Markets have already priced in some risk. 3M’s share price has been under pressure for months amid similar lawsuits in the US. But this Australian action adds fresh uncertainty. Investors hate uncertainty more than they hate bad news. Expect volatility in the chemicals sector as the market reassesses the long-term liabilities of PFAS producers.
The irony is that the same government now suing 3M was happy to use its products for decades. It’s a classic case of moral hazard: private profits, public losses. The taxpayer will ultimately foot the bill if the government wins, as the compensation will come from future tax revenue or cuts to other services.
Central bankers will be watching this closely. Any large, unexpected government expenditure can fuel inflation expectations. The Reserve Bank of Australia has enough on its plate with stubbornly high inflation. The last thing it needs is a fiscal shock from a lawsuit that should have been settled out of court.

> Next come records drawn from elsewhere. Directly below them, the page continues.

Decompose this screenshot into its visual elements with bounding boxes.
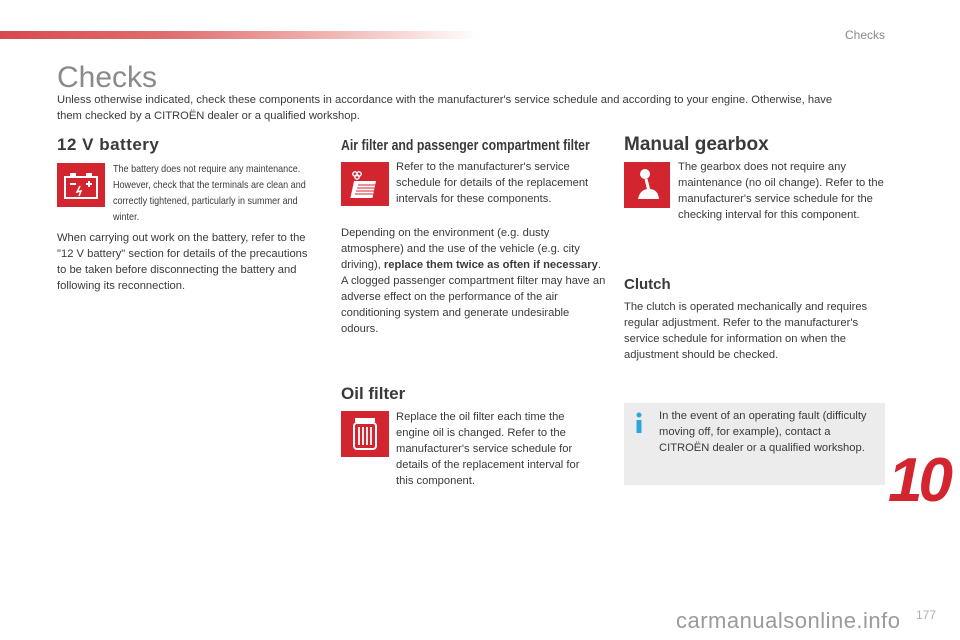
battery-note: The battery does not require any maintenance. However, check that the terminals are clean and correctly tightened, particularly in summer and winter. [113, 163, 306, 223]
gear-lever-icon [624, 162, 670, 208]
air-filter-body-1: Depending on the environment (e.g. dusty atmosphere) and the use of the vehicle (e.g. city driving), [341, 227, 580, 271]
air-filter-body [341, 225, 606, 337]
info-icon [632, 412, 646, 434]
air-filter-heading: Air filter and passenger compartment filter [341, 137, 590, 154]
air-filter-body-3: A clogged passenger compartment filter may have an adverse effect on the performance of the air conditioning system and generate undesirable odours. [341, 275, 606, 335]
air-filter-body-bold: replace them twice as often if necessary [383, 259, 598, 271]
oil-filter-note: Replace the oil filter each time the engine oil is changed. Refer to the manufacturer's service schedule for details of the replacement interval for this component. [396, 411, 580, 487]
battery-heading: 12 V battery [57, 135, 160, 154]
page-title: Checks [57, 61, 158, 94]
air-filter-body-2: . [597, 259, 601, 271]
oil-filter-heading: Oil filter [341, 384, 406, 403]
chapter-number: 10 [888, 446, 949, 515]
battery-icon [57, 163, 105, 207]
intro-text: Unless otherwise indicated, check these components in accordance with the manufacturer's service schedule and according to your engine. Otherwise, have them checked by a CITROËN dealer or a qualified workshop. [57, 94, 833, 122]
oil-filter-icon [341, 411, 389, 457]
gearbox-note: The gearbox does not require any maintenance (no oil change). Refer to the manufacturer's service schedule for the checking interval for this component. [678, 161, 884, 221]
filter-icon [341, 162, 389, 206]
watermark: carmanualsonline.info [676, 608, 901, 633]
info-text: In the event of an operating fault (difficulty moving off, for example), contact a CITROËN dealer or a qualified workshop. [659, 410, 867, 454]
section-tag: Checks [844, 28, 885, 42]
header-accent-bar [0, 31, 480, 39]
clutch-heading: Clutch [624, 276, 671, 293]
battery-body: When carrying out work on the battery, refer to the "12 V battery" section for details of the precautions to be taken before disconnecting the battery and following its reconnection. [57, 232, 308, 292]
page-number: 177 [915, 608, 936, 622]
clutch-body: The clutch is operated mechanically and requires regular adjustment. Refer to the manufacturer's service schedule for information on when the adjustment should be checked. [624, 301, 868, 361]
air-filter-note: Refer to the manufacturer's service schedule for details of the replacement intervals for these components. [396, 161, 589, 205]
gearbox-heading: Manual gearbox [624, 134, 769, 155]
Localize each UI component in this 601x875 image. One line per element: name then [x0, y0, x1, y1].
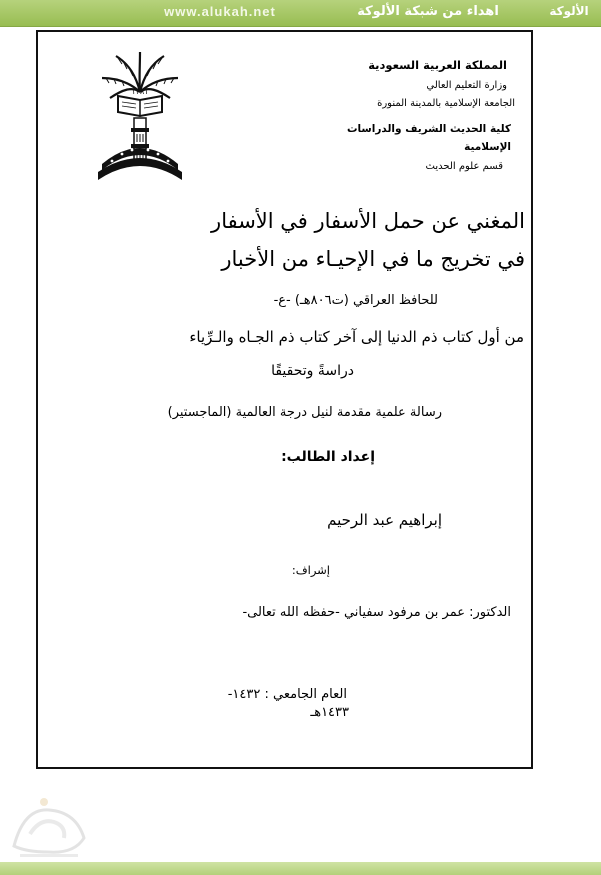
svg-text:١٣٨١: ١٣٨١ [131, 87, 149, 96]
study-line: دراسةً وتحقيقًا [271, 363, 354, 379]
author-line: للحافظ العراقي (ت٨٠٦هـ) -ع- [273, 293, 438, 308]
thesis-note: رسالة علمية مقدمة لنيل درجة العالمية (الماجستير) [167, 405, 442, 420]
student-label: إعداد الطالب: [281, 449, 375, 465]
gift-banner-text: اهداء من شبكة الألوكة [357, 4, 499, 19]
department-name: قسم علوم الحديث [425, 161, 503, 172]
alukah-watermark-icon [4, 788, 94, 860]
bottom-banner [0, 862, 601, 875]
university-emblem-icon [96, 48, 184, 183]
academic-year-line2: ١٤٣٣هـ [310, 705, 349, 720]
kingdom-name: المملكة العربية السعودية [368, 58, 507, 72]
book-scope-line: من أول كتاب ذم الدنيا إلى آخر كتاب ذم الجـاه والـرِّياء [189, 328, 524, 346]
top-banner [0, 0, 601, 27]
supervision-label: إشراف: [291, 563, 330, 577]
student-name: إبراهيم عبد الرحيم [327, 511, 442, 529]
book-title-line2: في تخريج ما في الإحيـاء من الأخبار [221, 247, 525, 271]
alukah-logo [543, 4, 595, 22]
book-title-line1: المغني عن حمل الأسفار في الأسفار [211, 209, 525, 233]
university-name: الجامعة الإسلامية بالمدينة المنورة [377, 98, 515, 109]
alukah-logo-text: الألوكة [549, 4, 589, 18]
academic-year-line1: العام الجامعي : ١٤٣٢- [227, 687, 347, 702]
college-name-line1: كلية الحديث الشريف والدراسات [346, 123, 511, 135]
supervisor-name: الدكتور: عمر بن مرفود سفياني -حفظه الله تعالى- [242, 605, 511, 620]
site-url[interactable]: www.alukah.net [164, 4, 276, 19]
ministry-name: وزارة التعليم العالي [426, 80, 507, 91]
college-name-line2: الإسلامية [464, 141, 511, 153]
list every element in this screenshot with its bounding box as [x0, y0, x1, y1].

From a financial perspective, this is a moment of truth for ESG investing. If 3M is found liable, it will send a signal that environmental liabilities are not just a reputational risk but a tangible balance sheet risk. Fund managers who have been paying lip service to ‘sustainable investing’ will have to put their money where their mouth is.
But let’s not get carried away. The legal process will take years. The market’s attention span is short. By the time this case reaches a verdict, we will have had three more central bank pivots and two more financial crises. The real action is in the bond market, where gilt yields are already pricing in higher sovereign risk for countries with large contingent liabilities.
In conclusion, Australia’s lawsuit against 3M is a reminder that the bill for industrial pollution always comes due. The question is who pays: shareholders, taxpayers, or both. The market will make its own adjustment, and it will not be pretty.